# Induction and Yellow Scientific Journalism

*TL;DR – Scientific investigation is not simply finding patterns and generalizing from them.*

Sometime ago I met someone who had high standards for what truth is. “Science cannot give any real truth!” “Science uses induction, which is not logically sound.” “All that scientists do is find patterns and generalize them to a rule.” I guess induction is in the eye of the generalizer.

When discussing scientific methodology, induction is often mentioned. Roughly speaking, deduction is when one argues from general to particular. For example: “all men are mortals”; “Socrates is a man” therefore “Socrates is mortal”. Induction is when one argues from particular to general. For example “Socrates is a man”, “Socrates is mortal” therefore “all mortal men are named Socrates”.

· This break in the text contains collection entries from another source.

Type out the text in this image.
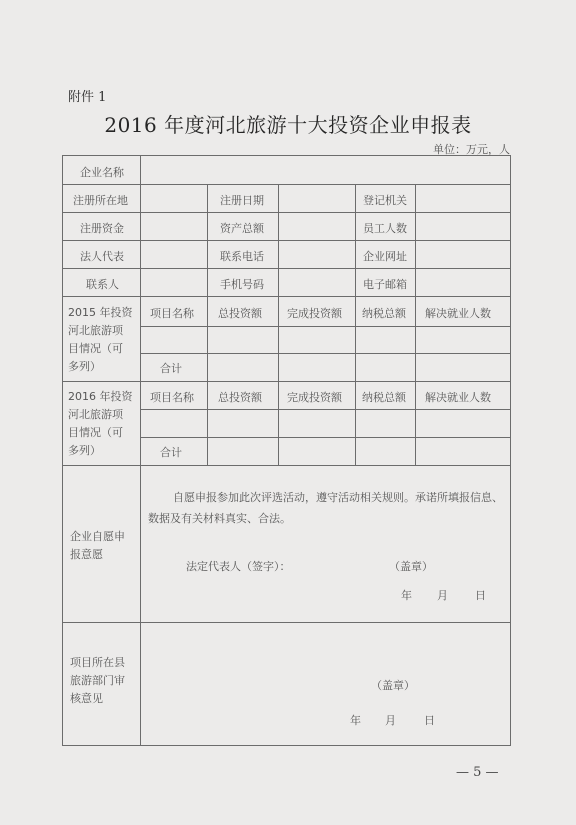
附件 1
2016 年度河北旅游十大投资企业申报表
单位：万元，人
企业名称
注册所在地	注册日期	登记机关
注册资金	资产总额	员工人数
法人代表	联系电话	企业网址
联系人	手机号码	电子邮箱
2015 年投资
河北旅游项
目情况（可
多列）
项目名称 总投资额 完成投资额 纳税总额 解决就业人数
合计
2016 年投资
河北旅游项
目情况（可
多列）
项目名称 总投资额 完成投资额 纳税总额 解决就业人数
合计
企业自愿申
报意愿
自愿申报参加此次评选活动，遵守活动相关规则。承诺所填报信息、数据及有关材料真实、合法。
法定代表人（签字）：	（盖章）
年 月 日
项目所在县
旅游部门审
核意见
（盖章）
年 月	日
— 5 —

Naturally, there is nothing that guarantees that you are making the correct generalization or that the generalization will always hold. And some people argue that this limits the soundness of scientific results. For example: a scientist drops a few lead balls; they always fall to the ground; he makes a rule that lead balls fall to the ground. But there is nothing that in principle guarantees us that tomorrow lead balls will not do something different: like spontaneously transform into chickens. That would be delicious.

But is this how actual science works? Are scientists really sitting around all day looking at things and making gross generalizations? Or they do something completely different? Let’s explore this question with another inductively deductible thought experiment.

## Yellow scientific journalism

You are a journalist. You spend your time searching for news and then rush out to be the first to publish the scoop. Some people may urge you to spend more time “checking your facts” or contest that random people on twitter do not “constitute a reliable source”. Some people call you a yellow journalist, but that does not bother you. The sun is yellow. Gold is yellow. You consider yourself a golden journalist.

You decide to cover scientific topics. Gravity is a topic that carries some weight, so you decide to investigate. You randomly drop some items off your table, and you notice this interesting phenomenon. If you take two sheets of paper, crumple one, and let them fall at the same time, the crumpled one will reach the ground before the other. So you publish your first scoop: “Spherical objects fall faster than flat objects!”

The response from the “scientific establishment” (i.e. anybody with a basic understanding of physics) to your article is negative. Some suggest to compare the fall of one sheet of paper with a book. You do this, and note that the book reaches the ground before the single sheet of paper. So you write your second scoop: “Heavier objects fall to the ground faster than lighter objects”.

Again the reaction from the establishment is negative. Some say that your articles are gross generalizations and are not well-researched. They say you didn’t take friction into account and that you should try making things fall in a vacuum. You open up your vacuum, but you fail to see how dropping things in it would make any difference.

Yet, the twitter user GalGal presents an interesting argument. Suppose that you have two objects of different weight. Suppose the heavier falls faster than the lighter. Now suppose you tied them with a string. Would the lighter drag the heavier, making it fall slower? Or would they count as a single object of heavier mass, making it go even faster? How thick has to be the string between the two objects so that they become one object of heavier mass? The idea of heavier objects falling faster, then, presents paradoxes. If every object, ignoring friction, falls at the same rate then one does not have these paradoxes.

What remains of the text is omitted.